Los llamados vapores vaginales, también conocidos como vaginal steaming o yoni steaming, son una práctica alternativa que consiste en exponer la zona genital externa al vapor de agua caliente, generalmente con hierbas, con la creencia de que ayuda a “limpiar” la vagina, equilibrar hormonas o tratar afecciones ginecológicas. Sin embargo, no existe evidencia científica que respalde estos supuestos beneficios.
Según han advertido instituciones médicas como la Cleveland Clinic, Harvard Medical School y especialistas afiliados al American College of Obstetricians and Gynecologists (ACOG). Estas entidades coinciden en que el vapor no puede llegar al útero ni limpiar el interior de la vagina, ya que este órgano tiene un mecanismo natural de autolimpieza y un equilibrio bacteriano propio que no requiere intervenciones externas.

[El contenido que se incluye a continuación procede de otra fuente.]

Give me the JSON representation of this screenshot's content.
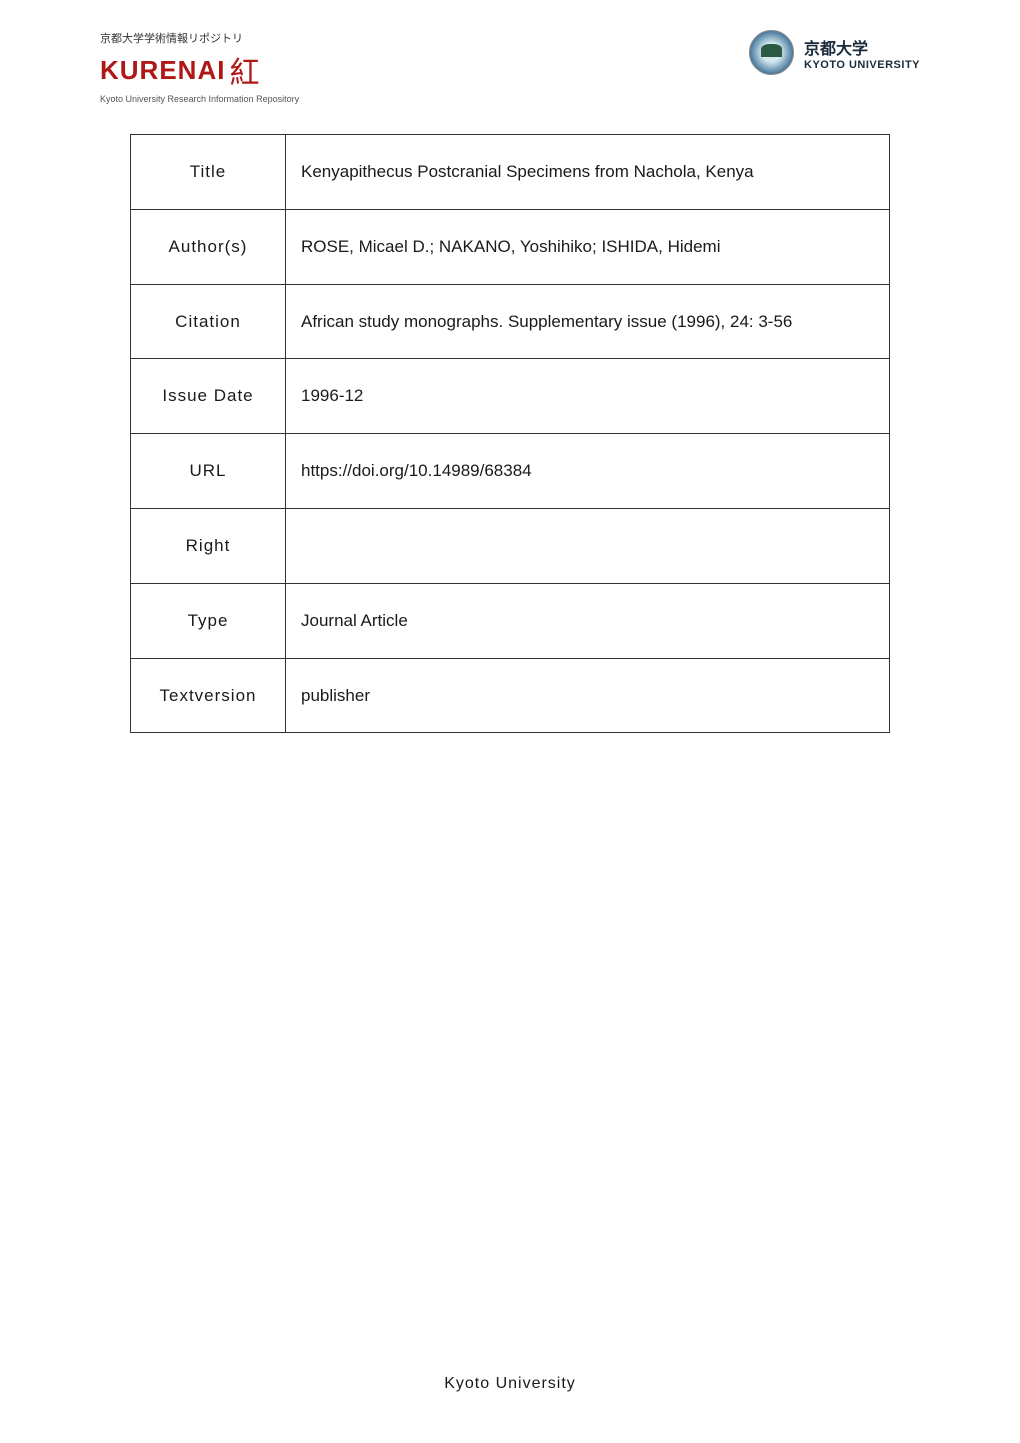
{
  "header": {
    "left": {
      "top_text": "京都大学学術情報リポジトリ",
      "logo_text": "KURENAI",
      "logo_kanji": "紅",
      "bottom_text": "Kyoto University Research Information Repository"
    },
    "right": {
      "name_jp": "京都大学",
      "name_en": "KYOTO UNIVERSITY"
    }
  },
  "metadata": {
    "rows": [
      {
        "label": "Title",
        "value": "Kenyapithecus Postcranial Specimens from Nachola, Kenya"
      },
      {
        "label": "Author(s)",
        "value": "ROSE, Micael D.; NAKANO, Yoshihiko; ISHIDA, Hidemi"
      },
      {
        "label": "Citation",
        "value": "African study monographs. Supplementary issue (1996), 24: 3-56"
      },
      {
        "label": "Issue Date",
        "value": "1996-12"
      },
      {
        "label": "URL",
        "value": "https://doi.org/10.14989/68384"
      },
      {
        "label": "Right",
        "value": ""
      },
      {
        "label": "Type",
        "value": "Journal Article"
      },
      {
        "label": "Textversion",
        "value": "publisher"
      }
    ]
  },
  "footer": {
    "text": "Kyoto University"
  }
}
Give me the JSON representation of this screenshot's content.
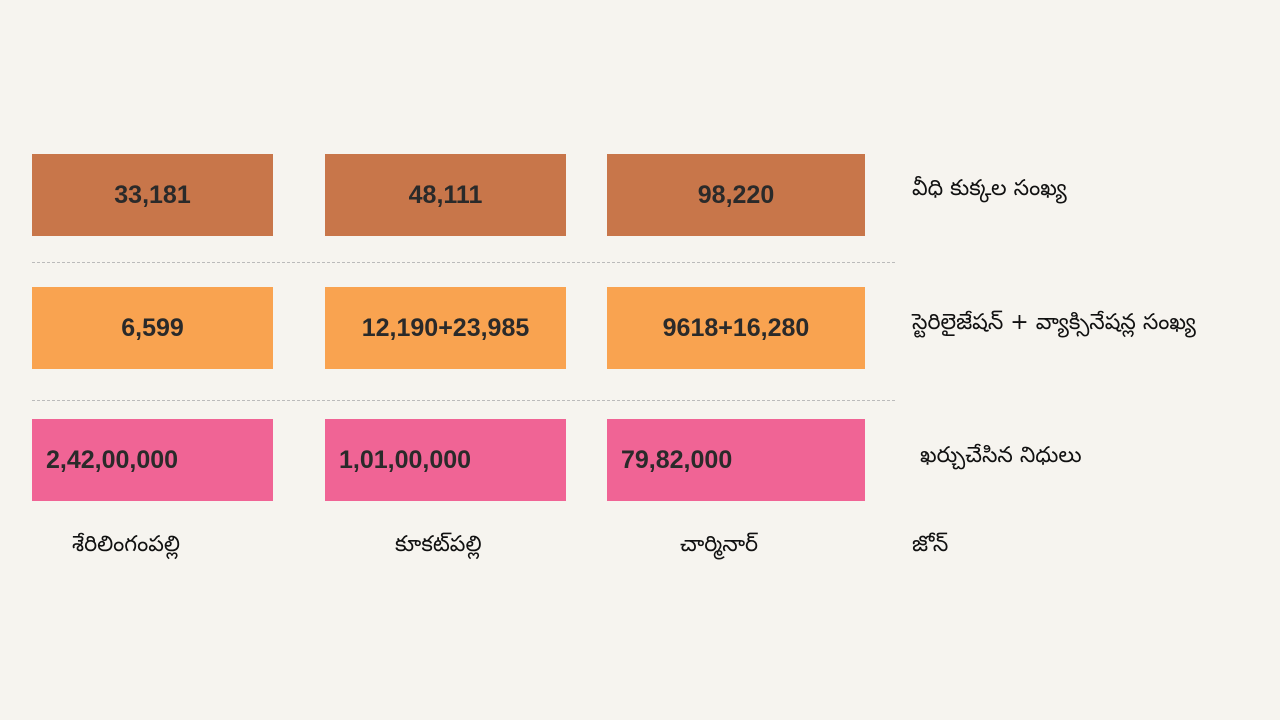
{
  "chart_data": {
    "type": "table",
    "columns": [
      "శేరిలింగంపల్లి",
      "కూకట్‌పల్లి",
      "చార్మినార్"
    ],
    "column_header_label": "జోన్",
    "rows": [
      {
        "label": "వీధి కుక్కల సంఖ్య",
        "values": [
          "33,181",
          "48,111",
          "98,220"
        ],
        "color": "#C8764A"
      },
      {
        "label": "స్టెరిలైజేషన్ + వ్యాక్సినేషన్ల సంఖ్య",
        "values": [
          "6,599",
          "12,190+23,985",
          "9618+16,280"
        ],
        "color": "#F9A350"
      },
      {
        "label": "ఖర్చుచేసిన నిధులు",
        "values": [
          "2,42,00,000",
          "1,01,00,000",
          "79,82,000"
        ],
        "color": "#F06495"
      }
    ]
  }
}
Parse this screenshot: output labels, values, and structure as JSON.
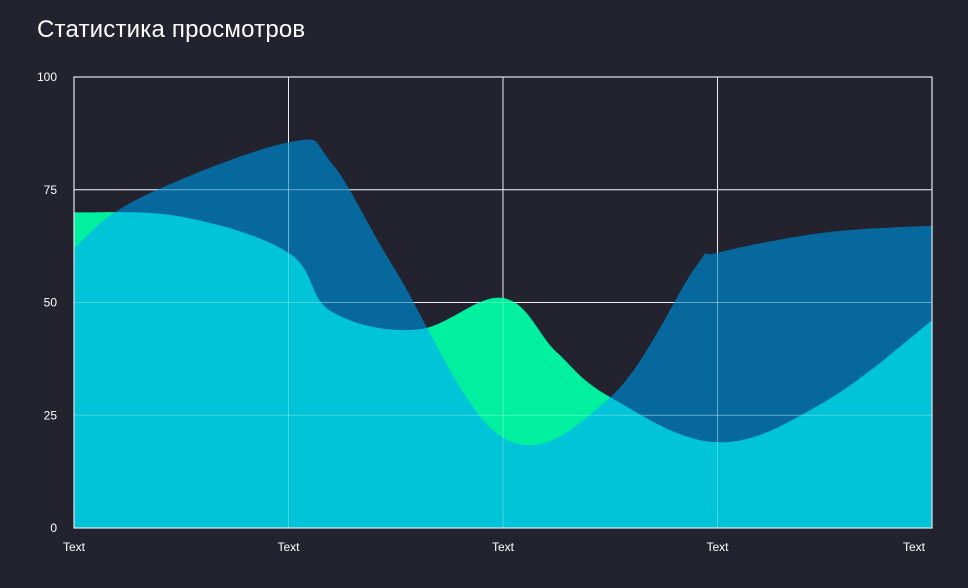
{
  "chart_data": {
    "type": "area",
    "title": "Статистика просмотров",
    "xlabel": "",
    "ylabel": "",
    "categories": [
      "Text",
      "Text",
      "Text",
      "Text",
      "Text"
    ],
    "ylim": [
      0,
      100
    ],
    "yticks": [
      0,
      25,
      50,
      75,
      100
    ],
    "grid": true,
    "legend": "none",
    "series": [
      {
        "points": [
          [
            0,
            70
          ],
          [
            0.5,
            69
          ],
          [
            1,
            61
          ],
          [
            1.2,
            48
          ],
          [
            1.6,
            44
          ],
          [
            2,
            51
          ],
          [
            2.25,
            39
          ],
          [
            2.5,
            29
          ],
          [
            3,
            19
          ],
          [
            3.5,
            28
          ],
          [
            4,
            46
          ]
        ],
        "color": "#00f0a0"
      },
      {
        "points": [
          [
            0,
            62
          ],
          [
            0.3,
            73
          ],
          [
            1,
            85.5
          ],
          [
            1.2,
            81
          ],
          [
            1.5,
            57
          ],
          [
            2,
            20
          ],
          [
            2.5,
            29
          ],
          [
            2.9,
            58
          ],
          [
            3,
            61
          ],
          [
            3.5,
            65.5
          ],
          [
            4,
            67
          ]
        ],
        "color": "#0078b4",
        "opacity": 0.82
      }
    ],
    "overlap_color": "#00c4d8"
  }
}
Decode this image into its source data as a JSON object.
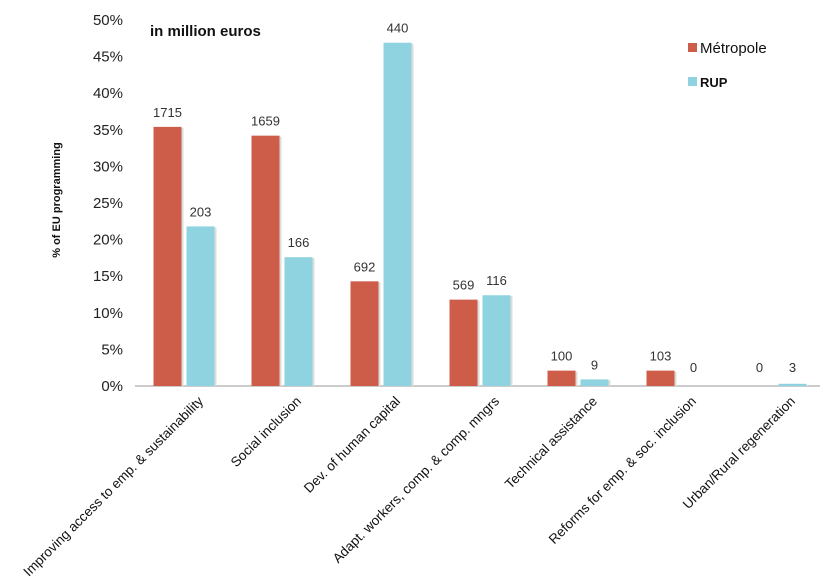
{
  "chart_data": {
    "type": "bar",
    "unit_note": "in million euros",
    "ylabel": "% of EU programming",
    "ylim": [
      0,
      50
    ],
    "yticks": [
      "0%",
      "5%",
      "10%",
      "15%",
      "20%",
      "25%",
      "30%",
      "35%",
      "40%",
      "45%",
      "50%"
    ],
    "categories": [
      "Improving access to emp. & sustainability",
      "Social inclusion",
      "Dev. of human capital",
      "Adapt. workers, comp. & comp. mngrs",
      "Technical assistance",
      "Reforms for emp. & soc. inclusion",
      "Urban/Rural regeneration"
    ],
    "series": [
      {
        "name": "Métropole",
        "color": "#cd5c49",
        "values": [
          35.4,
          34.2,
          14.3,
          11.8,
          2.1,
          2.1,
          0
        ],
        "labels": [
          "1715",
          "1659",
          "692",
          "569",
          "100",
          "103",
          "0"
        ]
      },
      {
        "name": "RUP",
        "color": "#8fd3e0",
        "values": [
          21.8,
          17.6,
          46.9,
          12.4,
          0.9,
          0,
          0.3
        ],
        "labels": [
          "203",
          "166",
          "440",
          "116",
          "9",
          "0",
          "3"
        ]
      }
    ],
    "legend_position": "top-right",
    "grid": false
  }
}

Por el contrario, los expertos alertan que esta práctica puede conllevar riesgos para la salud, entre ellos quemaduras en la piel de la vulva, irritación, alteraciones del pH vaginal y desequilibrios en la microbiota, lo que puede aumentar la probabilidad de infecciones como candidiasis o vaginosis. También se ha señalado que el uso de hierbas o productos no esterilizados puede favorecer reacciones adversas. En el caso de mujeres embarazadas, los especialistas subrayan que no hay estudios que demuestren que los vapores vaginales sean seguros durante la gestación, por lo que no son recomendados.
Las fuentes médicas oficiales reiteran que la higiene íntima adecuada no incluye vapores, duchas vaginales ni productos “detox”, y que el cuidado de la zona genital debe limitarse al lavado externo con agua y, de ser necesario, tratamientos indicados por profesionales de la salud. En conclusión, los vapores vaginales no cuentan con respaldo científico y pueden resultar más perjudiciales que beneficiosos, de acuerdo con el consenso de la comunidad médica.